Le voyage en avion, comme le voyage en train, a introduit un bouleversement existentiel de taille, et que l'on ne mesure guère: celui du voyage que l'on ne peut interrompre. Du bateau, vous pouvez sauter dans la mer, mettre à flot une chaloupe, un radeau: si la manoeuvre est bien exécutée, elle est sûre, elle est prévue. La diligence, le cheval, le vélo, les patins à roulette, l'automobile, l'autobus bondé, tous sont susceptibles d'obéir à la décision d'interrompre ou d'inverser votre voyage individuel. Pas l'avion, pas le train, pas le métro, lieux, machines à désespoir et à suicide.

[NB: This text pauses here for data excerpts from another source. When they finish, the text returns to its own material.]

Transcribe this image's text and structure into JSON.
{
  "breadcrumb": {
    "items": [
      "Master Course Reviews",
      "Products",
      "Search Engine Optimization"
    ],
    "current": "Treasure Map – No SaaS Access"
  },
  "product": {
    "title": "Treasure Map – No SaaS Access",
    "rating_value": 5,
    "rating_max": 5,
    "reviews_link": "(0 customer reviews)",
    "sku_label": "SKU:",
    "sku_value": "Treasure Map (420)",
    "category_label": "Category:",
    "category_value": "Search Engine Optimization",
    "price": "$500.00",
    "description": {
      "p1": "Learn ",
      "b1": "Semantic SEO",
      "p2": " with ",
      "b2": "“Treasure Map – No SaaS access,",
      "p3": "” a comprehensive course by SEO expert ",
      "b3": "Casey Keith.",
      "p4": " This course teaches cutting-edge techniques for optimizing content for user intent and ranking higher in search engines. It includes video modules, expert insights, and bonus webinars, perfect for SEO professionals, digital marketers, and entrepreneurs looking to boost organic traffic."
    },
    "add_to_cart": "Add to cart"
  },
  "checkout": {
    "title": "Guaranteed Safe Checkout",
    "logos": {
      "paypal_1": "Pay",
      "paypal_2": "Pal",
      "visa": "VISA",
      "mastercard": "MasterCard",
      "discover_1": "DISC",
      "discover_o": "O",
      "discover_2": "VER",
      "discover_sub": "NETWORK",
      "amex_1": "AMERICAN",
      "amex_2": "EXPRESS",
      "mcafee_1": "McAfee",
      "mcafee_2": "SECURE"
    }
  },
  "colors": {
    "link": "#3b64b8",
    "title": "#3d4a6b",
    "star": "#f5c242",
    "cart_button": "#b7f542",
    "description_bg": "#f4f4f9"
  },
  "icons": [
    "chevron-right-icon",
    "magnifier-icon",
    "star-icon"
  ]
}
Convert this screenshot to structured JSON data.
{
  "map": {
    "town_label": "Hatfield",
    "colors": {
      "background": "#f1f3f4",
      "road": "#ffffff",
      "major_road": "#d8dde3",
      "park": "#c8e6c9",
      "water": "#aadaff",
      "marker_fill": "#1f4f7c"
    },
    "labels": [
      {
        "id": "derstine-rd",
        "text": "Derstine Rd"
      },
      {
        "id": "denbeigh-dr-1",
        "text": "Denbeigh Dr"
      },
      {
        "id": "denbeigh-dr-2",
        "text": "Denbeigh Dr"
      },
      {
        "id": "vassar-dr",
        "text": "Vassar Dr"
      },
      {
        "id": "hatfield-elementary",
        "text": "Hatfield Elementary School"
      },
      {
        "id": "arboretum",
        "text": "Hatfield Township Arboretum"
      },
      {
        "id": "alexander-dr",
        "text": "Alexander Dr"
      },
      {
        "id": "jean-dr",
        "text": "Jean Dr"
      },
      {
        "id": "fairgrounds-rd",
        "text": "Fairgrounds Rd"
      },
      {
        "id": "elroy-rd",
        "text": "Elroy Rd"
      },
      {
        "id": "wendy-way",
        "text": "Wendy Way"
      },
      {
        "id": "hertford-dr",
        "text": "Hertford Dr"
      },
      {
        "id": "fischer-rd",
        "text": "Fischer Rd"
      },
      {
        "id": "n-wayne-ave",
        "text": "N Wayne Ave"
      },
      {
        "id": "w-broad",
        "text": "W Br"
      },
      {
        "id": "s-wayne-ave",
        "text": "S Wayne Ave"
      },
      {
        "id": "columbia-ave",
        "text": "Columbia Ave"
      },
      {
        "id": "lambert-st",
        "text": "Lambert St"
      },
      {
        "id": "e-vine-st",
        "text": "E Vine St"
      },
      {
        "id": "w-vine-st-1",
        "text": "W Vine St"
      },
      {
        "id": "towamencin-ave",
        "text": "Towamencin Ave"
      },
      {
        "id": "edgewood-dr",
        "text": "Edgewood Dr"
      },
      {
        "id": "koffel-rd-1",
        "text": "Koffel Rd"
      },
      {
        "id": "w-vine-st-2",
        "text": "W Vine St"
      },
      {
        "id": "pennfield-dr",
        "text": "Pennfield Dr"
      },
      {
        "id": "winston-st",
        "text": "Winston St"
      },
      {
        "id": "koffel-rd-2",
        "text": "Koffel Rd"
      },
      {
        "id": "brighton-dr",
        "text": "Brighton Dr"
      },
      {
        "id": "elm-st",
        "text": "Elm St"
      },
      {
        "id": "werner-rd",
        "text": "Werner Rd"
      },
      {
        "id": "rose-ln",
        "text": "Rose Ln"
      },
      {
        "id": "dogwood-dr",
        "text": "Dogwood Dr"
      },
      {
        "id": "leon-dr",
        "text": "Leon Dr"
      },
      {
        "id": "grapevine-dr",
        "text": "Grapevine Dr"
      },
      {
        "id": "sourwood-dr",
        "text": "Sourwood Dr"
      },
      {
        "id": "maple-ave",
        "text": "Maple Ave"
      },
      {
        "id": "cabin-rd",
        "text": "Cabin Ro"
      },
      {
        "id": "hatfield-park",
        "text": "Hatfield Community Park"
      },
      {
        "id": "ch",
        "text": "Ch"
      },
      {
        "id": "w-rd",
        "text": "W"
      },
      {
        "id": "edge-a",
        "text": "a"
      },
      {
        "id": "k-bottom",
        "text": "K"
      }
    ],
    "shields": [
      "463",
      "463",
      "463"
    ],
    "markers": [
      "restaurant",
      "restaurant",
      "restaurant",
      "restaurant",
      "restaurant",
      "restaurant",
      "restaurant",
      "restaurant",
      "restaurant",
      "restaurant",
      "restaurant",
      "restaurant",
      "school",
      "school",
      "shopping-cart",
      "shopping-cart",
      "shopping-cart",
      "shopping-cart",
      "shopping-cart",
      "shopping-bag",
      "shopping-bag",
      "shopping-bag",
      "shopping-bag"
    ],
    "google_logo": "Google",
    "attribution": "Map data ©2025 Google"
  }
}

D'où le blues des trains, des trains russes en particulier (Tchékov); d'où la rage impuissante de mourir en dépit de sa volonté de quitter l'avion avant son décollage et son écrasement.
Il en va ainsi de tant de choses, désormais, que la réification qu'impose un trajet instoppable (celui de l'imprimante de bureau qu'il est impossible d'intimer d'interrompre sa dévoration de votre dernière rame de papier, du lave-linge parti rugissant, sourd comme une cavale emballée, etc.) à celui qui subit cet affront dans la panique impuissante de la chose lancée contre elle-même, fait clamer aux victimes d'être enfin entendues.
L'opposable: contre tout emballement, guerrier, administratif, judiciaire (Outreau), machinique, on désire crier "stop". Or quand tout s'arrête, il n'y a plus rien. Tout est à réinventer, jusqu'à la roue. L'impuissance éprouvée lorsque s'arrête ou se meurt le mouvement est pire encore, plus angoissante encore que le tourbillon incontrôlé qui nous avait dépris de notre choix d'aller ou de n'aller point dans la poursuite du mouvement. Tant pis pour eux: fallait pas l'enfourcher, la civilisation moderne des roues attelées et des motrices.
Un avion de ligne doit être démonté et remonté dans le cadre de son cycle de révision technique, tous les deux ou trois ans. Cela coûte cher. Aussi, on fait comme si. On règle des assurances, qui rassurent, cela coût moins. L'avion, donc, un jour, ne s'arrache plus à la piste et s'en va mourir de honte dans la forêt voisine en s'explosant pour qu'on ne le voie plus. Personne au monde, qui prend place dans un avion, ne songe à se poser la question. Il y aurait un milliard de questions à se poser si bien que l'humanité a décidé de ne s'en plus poser. Se poser la question technique qui sous-tend la technique, c'est dépassé, comme s'il était acquis que désormais, au XXIe siècle, parce que c'est le XXIe siècle, l'avion marche tout seul sur les nuages, comme l'eau claire coule du robinet ou le luminaire obéit à l'interrupteur du salon comme l'oiseau fait son nid, le têtard se métamorphose en grenouille, grosso modo sans intervention de l'homme. Avance, arrête, avance, arrête, voilà comment le monde devrait être, voilà les seules commandes auxquelles il se devrait d'obéir. Le reste, qui sous-tend ce module insane, appartiendrait aux siècles passés. Illusion... cruelle illusion: sous les nuages flottant, le lit de pierre est très bas.